US ‘shifts stance’ on Afghan war
By Daniel Dombey in Washington
Published: August 10 2009 19:19 | Last updated: August 10 2009 19:19
The Obama administration has raised the stakes in Afghanistan by expanding the war to include a full-scale attack on illegal narcotics and has authorised the killing or capture of 50 drug lords, according to a report to be released on Tuesday.
The report, prepared for the US Senate foreign relations committee, says President Barack Obama has shifted dramatically from his earlier insistence that he was pursuing narrower goals than the Bush administration in Afghanistan. “The administration has raised the stakes by transforming the Afghan war from a limited intervention into a more ambitious and potentially risky counter-insurgency,” it says.

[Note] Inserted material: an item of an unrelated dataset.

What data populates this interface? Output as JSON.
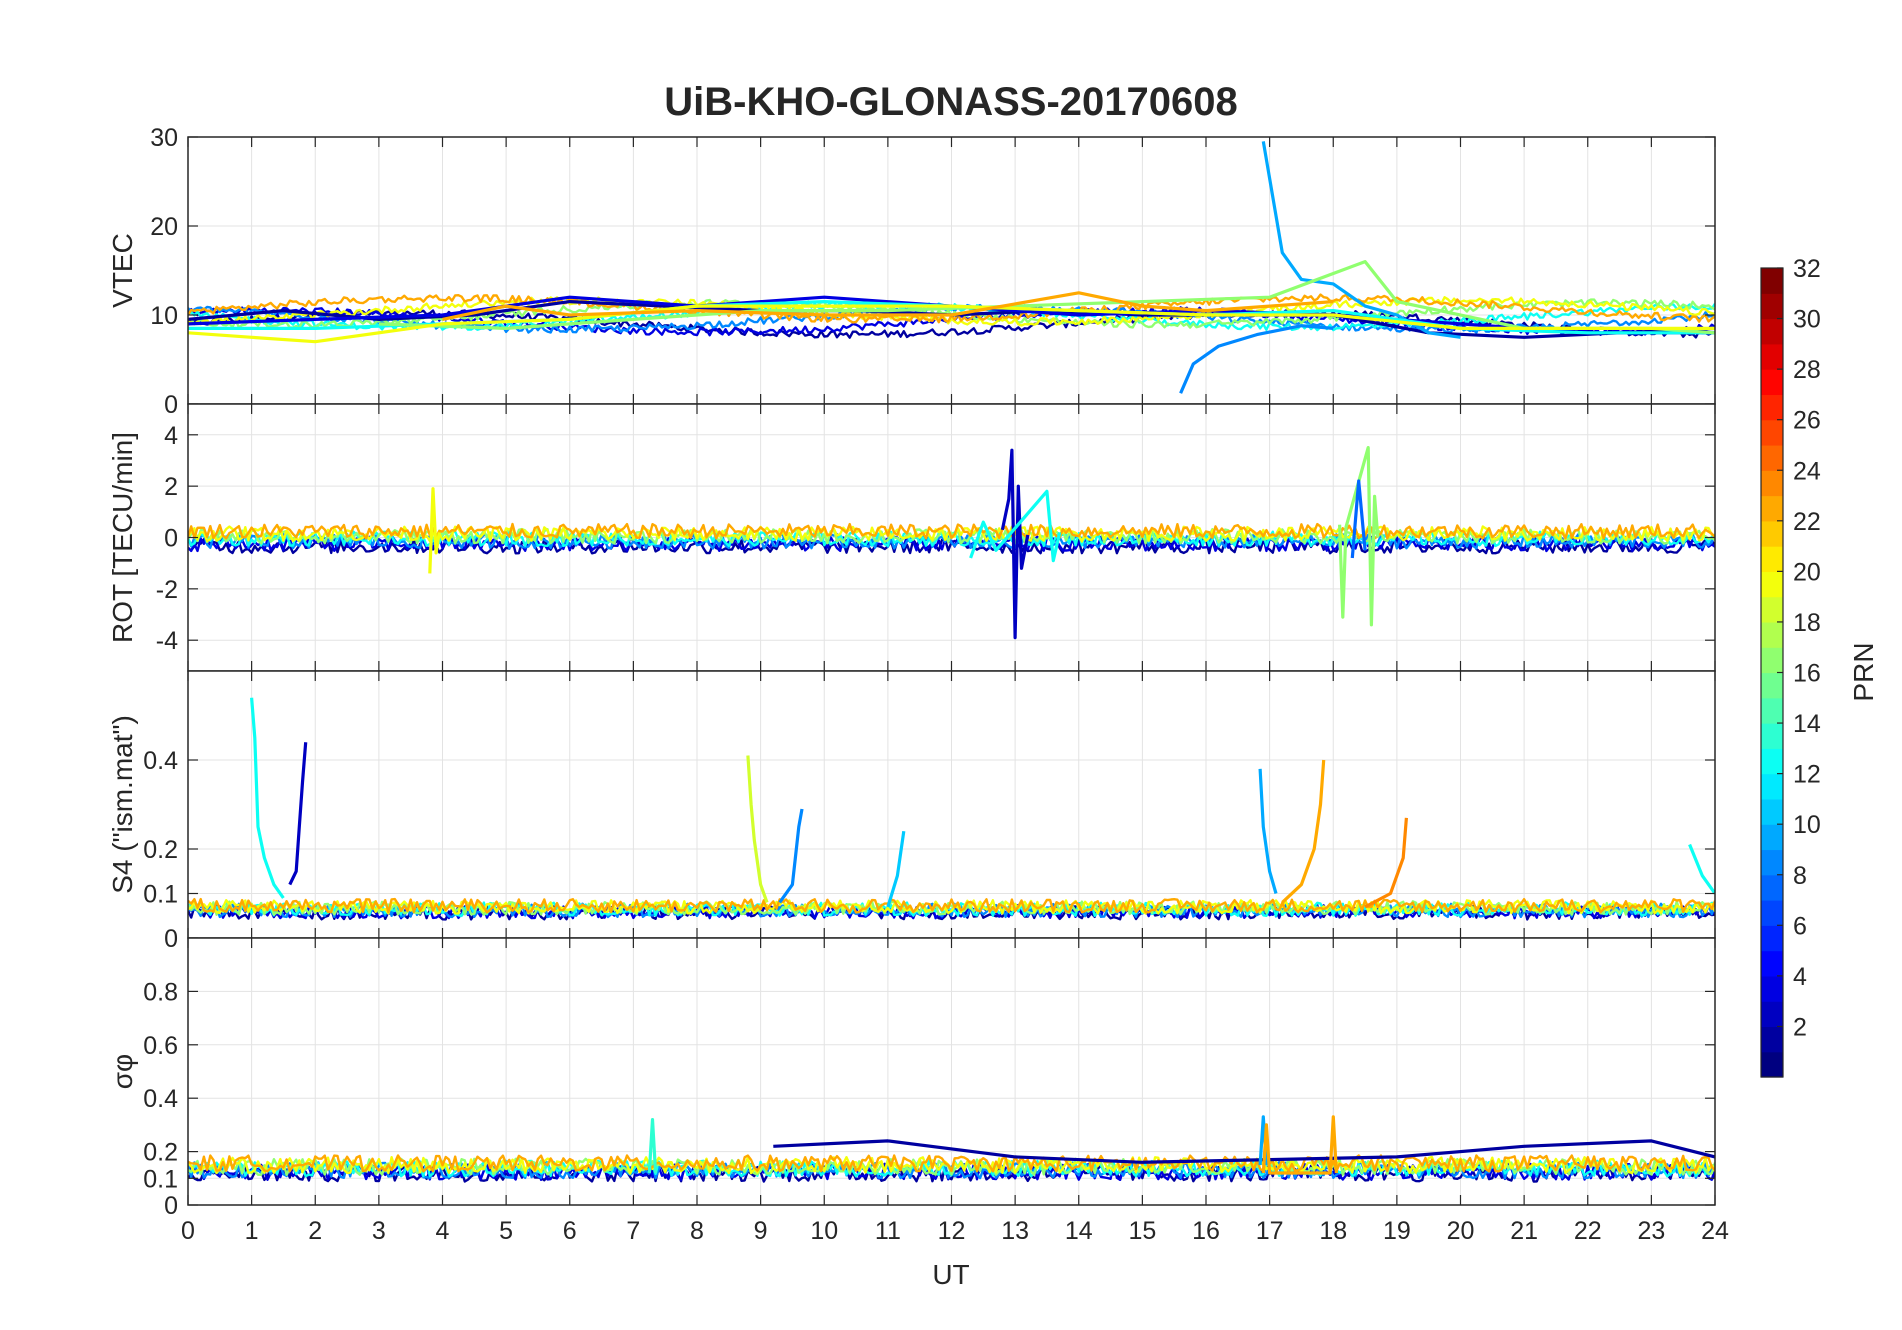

While Mr Obama said in February the US would focus on preventing the Taliban and al-Qaeda from re-establishing themselves and discounted any ambition to set up a “Jeffersonian democracy” in Afghanistan, his administration’s subsequent policy review called for a “comprehensive” approach to the insurgency.
The administration is not due to spell out its precise measures for success until September. But officials now give greater emphasis to the need to improve governance and the Afghan economy if the insurgency is to be defeated, while General Stanley McChrystal, the new US commander in the country, is expected to call for more resources.